«Il culto dei morti nell’Italia contemporanea» di Giulio Mozzi

Ho letto questo libro. E mi è piaciuto parecchio: l’ho trovato talmente limpido, penetrante, rispettoso della morte e della vita, e poetico e provocatorio d’apparirmi come un concentrato di dolore e rinascita e di trasformazione e ribaltamenti, con qualche bella stoccata ironica.
Ho trovato frastornante la terza parte, soprattutto alcuni testi, o meglio quasi tutti: in primis il pezzo intitolato «Uccisioni rituali di animali, e altri riti».
Molto stranianti le pagine dedicate al «nome della persona amata». Ti portano completamente fuori e poi ti rigettano nella realtà con tutta un’altra percezione sull’importanza della persona che hai al tuo fianco. Il fatto di suggerire la dimensione del teatro che prevede il coinvolgimento di uno spettatore ignaro, nel quale il lettore si identifica per forza, crea degli strappi interni ogni volta che il narratore lo costringe a desiderare qualcosa di sempre più grave.

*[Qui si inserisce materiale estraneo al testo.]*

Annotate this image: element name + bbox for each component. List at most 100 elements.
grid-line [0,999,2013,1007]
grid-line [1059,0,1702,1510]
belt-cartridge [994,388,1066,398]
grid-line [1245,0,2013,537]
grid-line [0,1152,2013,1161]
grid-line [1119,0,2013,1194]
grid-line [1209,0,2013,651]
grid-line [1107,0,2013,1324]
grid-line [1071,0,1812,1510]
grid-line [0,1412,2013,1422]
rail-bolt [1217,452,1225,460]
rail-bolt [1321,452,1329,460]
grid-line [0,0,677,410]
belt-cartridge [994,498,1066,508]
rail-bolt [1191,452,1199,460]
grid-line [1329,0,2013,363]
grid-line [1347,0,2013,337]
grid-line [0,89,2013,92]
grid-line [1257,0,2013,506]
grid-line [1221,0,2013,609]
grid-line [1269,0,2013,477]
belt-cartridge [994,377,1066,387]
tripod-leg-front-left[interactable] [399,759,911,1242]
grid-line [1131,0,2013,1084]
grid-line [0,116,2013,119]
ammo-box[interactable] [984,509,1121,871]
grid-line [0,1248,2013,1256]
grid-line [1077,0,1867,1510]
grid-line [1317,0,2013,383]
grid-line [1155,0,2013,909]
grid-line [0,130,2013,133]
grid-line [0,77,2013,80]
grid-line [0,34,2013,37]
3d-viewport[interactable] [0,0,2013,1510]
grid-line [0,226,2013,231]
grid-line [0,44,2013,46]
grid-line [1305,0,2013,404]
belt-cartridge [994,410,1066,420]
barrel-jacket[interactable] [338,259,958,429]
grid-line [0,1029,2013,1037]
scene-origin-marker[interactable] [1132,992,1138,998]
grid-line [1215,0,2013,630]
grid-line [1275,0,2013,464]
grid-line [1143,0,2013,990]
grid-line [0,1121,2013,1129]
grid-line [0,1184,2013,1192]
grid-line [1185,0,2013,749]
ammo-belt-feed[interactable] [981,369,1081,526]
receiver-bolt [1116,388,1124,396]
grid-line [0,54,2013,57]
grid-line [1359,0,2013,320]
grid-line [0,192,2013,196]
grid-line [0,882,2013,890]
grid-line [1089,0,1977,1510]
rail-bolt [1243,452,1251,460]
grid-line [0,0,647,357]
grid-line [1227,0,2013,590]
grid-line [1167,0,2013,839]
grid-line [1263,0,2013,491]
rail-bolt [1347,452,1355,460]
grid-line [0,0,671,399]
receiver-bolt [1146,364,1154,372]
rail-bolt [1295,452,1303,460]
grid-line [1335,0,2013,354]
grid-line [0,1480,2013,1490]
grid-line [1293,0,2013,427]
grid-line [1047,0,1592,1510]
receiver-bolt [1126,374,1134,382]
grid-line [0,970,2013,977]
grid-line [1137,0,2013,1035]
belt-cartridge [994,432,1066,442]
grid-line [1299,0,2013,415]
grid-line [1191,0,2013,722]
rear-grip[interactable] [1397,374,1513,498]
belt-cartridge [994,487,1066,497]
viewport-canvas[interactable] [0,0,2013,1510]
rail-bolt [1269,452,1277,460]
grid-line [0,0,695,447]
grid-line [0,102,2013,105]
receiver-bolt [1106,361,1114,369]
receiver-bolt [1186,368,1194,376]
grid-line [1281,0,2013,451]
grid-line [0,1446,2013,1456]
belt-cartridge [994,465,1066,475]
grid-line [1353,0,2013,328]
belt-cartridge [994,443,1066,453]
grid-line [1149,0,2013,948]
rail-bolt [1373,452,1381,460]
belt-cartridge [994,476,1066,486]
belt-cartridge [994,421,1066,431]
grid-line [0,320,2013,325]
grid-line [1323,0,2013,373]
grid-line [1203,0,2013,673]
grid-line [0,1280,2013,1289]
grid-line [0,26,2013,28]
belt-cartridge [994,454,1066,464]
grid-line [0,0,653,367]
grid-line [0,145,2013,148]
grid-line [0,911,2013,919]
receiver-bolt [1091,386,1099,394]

Ho letto molte volte la piccola danza macabra e ogni volta mi ci sento sempre più a mio agio: è come riconoscere il proprio posto, è come «tornare a casa» perché quando uno conosce le regole del gioco, quando il narratore mi mostra quel che vedo di solito io in certe situazioni che ti fanno diventare quasi invisibile agli altri, quando il tempo degli altri rallenta al di qua, sebbene al di là, in quel mondo ritenuto reale, in verità sei tu a essere fermo immobile e gli altri a darsi da fare, ecco, a me sembra di poter tornare ad avere il controllo.
Non mi sembra invece di avere ancora trovato la chiave d’accesso per godere dell’ottava parte. Leggo. Solo in parte capisco. Non sento. Tranne la sesta e la quinta sezione di questo frammento del libro. Queste sì. Anche se sono rimasta a penzolare davanti alla frase «i suoi occhi di cerbiatto» in riferimento a dio.
Ho condiviso molto anche il capitolo IX, un concentrato di quel che penso dell’organizzazione dei funerali.
Credo che presto lo riprenderò in mano per una rilettura.